I did in fact manage to neglect my surgically compromised friend inadvertently a couple days before. She'd retired for a mid-day nap while I took the opportunity to make a chicken soup. I was taking out the garbage and when I came back to her door, it was locked! I could smell the broth simmering and wasn't too concerned. I settled onto the lanai to rest, only to discover the only area of her book-filled home where there was absolutely nothing to read except the label on a pesticide container. Knowing that her SO would be back in an hour or two, I decided to meditate despite being interrupted by someone moving things in and out of a truck, cars and kids in the street. I was doing pretty well until her next door neighbor came out with a cigarette. "Hot today, isn't it," I said.
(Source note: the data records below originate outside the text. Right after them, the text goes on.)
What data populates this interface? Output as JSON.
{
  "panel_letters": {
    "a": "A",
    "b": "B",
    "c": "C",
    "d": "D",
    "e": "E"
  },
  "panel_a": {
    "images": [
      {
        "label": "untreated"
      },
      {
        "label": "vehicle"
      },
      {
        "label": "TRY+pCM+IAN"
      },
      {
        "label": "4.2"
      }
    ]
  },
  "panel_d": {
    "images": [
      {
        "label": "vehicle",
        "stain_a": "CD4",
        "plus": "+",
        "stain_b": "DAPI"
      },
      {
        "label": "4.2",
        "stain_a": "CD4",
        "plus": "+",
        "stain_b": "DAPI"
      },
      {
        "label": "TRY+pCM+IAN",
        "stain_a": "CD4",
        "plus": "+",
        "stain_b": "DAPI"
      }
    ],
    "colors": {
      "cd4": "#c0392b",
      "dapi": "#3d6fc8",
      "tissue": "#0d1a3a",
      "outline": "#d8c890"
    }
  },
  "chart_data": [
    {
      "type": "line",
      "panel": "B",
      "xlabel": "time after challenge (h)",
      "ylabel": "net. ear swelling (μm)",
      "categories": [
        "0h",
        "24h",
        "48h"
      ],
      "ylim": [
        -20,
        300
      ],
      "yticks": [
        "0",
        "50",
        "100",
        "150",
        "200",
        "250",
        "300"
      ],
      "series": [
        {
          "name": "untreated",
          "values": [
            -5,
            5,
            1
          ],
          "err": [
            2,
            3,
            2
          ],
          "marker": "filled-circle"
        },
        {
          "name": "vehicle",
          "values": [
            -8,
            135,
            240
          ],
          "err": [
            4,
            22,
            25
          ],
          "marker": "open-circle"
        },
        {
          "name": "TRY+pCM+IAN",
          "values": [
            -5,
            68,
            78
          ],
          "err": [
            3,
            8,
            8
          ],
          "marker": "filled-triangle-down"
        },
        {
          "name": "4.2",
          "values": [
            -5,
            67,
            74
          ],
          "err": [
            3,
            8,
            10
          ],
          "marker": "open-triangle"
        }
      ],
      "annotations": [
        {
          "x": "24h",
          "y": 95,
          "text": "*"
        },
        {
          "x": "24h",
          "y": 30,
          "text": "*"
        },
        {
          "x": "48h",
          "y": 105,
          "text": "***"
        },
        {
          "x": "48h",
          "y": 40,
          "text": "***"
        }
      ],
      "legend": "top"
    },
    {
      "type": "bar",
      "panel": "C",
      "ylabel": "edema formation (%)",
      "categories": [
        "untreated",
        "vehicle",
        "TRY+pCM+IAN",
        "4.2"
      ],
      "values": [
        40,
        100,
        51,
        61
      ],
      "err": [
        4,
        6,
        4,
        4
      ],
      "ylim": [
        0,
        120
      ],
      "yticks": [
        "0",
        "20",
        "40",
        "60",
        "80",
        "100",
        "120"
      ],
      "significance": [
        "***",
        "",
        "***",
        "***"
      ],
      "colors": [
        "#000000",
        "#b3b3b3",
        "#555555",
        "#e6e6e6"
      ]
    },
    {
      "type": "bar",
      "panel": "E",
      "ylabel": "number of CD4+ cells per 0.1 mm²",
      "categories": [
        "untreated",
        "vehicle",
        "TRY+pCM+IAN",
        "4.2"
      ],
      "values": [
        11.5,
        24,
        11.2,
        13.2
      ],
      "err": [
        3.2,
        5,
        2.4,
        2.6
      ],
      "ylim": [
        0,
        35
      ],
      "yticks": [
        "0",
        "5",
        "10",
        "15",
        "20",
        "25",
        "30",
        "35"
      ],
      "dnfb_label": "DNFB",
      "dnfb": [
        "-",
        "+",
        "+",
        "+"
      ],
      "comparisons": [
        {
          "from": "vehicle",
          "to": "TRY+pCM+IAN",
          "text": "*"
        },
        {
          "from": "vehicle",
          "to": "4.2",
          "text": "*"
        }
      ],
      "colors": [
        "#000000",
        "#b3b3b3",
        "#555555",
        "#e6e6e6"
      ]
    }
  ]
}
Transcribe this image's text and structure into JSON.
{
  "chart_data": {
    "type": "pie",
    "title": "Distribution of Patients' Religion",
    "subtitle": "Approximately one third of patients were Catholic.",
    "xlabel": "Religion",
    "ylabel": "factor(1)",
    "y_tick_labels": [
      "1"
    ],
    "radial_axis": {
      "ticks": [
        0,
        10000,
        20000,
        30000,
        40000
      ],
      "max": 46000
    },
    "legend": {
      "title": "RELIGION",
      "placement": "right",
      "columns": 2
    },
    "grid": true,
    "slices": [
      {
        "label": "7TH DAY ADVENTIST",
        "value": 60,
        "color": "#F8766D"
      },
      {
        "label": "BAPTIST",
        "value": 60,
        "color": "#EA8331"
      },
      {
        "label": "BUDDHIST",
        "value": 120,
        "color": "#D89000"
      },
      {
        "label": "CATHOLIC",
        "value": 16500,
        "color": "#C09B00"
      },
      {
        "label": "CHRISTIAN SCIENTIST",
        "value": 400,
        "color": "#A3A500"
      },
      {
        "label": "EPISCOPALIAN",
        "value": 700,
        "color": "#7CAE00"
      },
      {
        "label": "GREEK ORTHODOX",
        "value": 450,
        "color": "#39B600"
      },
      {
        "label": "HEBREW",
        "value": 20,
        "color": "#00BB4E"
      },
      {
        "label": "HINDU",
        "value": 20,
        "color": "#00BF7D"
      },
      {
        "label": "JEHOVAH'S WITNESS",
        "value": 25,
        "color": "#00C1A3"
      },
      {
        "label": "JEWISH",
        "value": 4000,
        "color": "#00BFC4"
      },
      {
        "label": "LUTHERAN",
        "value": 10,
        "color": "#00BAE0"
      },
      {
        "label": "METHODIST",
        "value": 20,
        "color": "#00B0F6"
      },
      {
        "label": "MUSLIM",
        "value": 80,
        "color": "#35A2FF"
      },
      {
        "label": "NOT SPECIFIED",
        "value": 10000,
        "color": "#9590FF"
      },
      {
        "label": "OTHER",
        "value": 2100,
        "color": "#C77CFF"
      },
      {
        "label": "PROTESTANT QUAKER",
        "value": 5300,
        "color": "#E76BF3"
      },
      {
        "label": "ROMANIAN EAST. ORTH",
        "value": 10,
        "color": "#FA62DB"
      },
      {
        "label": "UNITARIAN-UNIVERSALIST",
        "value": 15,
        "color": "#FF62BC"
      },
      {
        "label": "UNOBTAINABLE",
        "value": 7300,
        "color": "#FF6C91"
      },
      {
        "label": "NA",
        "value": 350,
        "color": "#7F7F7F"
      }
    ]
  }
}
He agreed, "I'm gonna have a smoke and go back in and turn up the aircon."

"Lucky you," I said, "I've locked myself out and have nothing to read."

"Well, I'll get you something," he said.

He returned with three books, saying, "Sorry, I only have 'informational' books." He offered me Who Moved My Cheese, Success Through Powerpoint, and Rich Woman--A Woman's Guide to Investing. My meditation foiled, I groaned to myself and picked Rich Woman, thinking investing might be more profitable than meditating.

I read the foreword, by the author's husband, who observed of his clever partner that she was the "ideal woman --fun, loving, kind, beautiful, independent, smart, and--rich."

About that point my friend's partner returned, with a key, and we retreated inside. My friend later said I was lucky...the neighbors were evangelicals and pizza franchise operators. "I'm surprised he didn't bring you a Bible."

I think I would have preferred that. (And maybe a pepperoni slice with olives and mushrooms...and extra cheese, if it hadn't been moved.)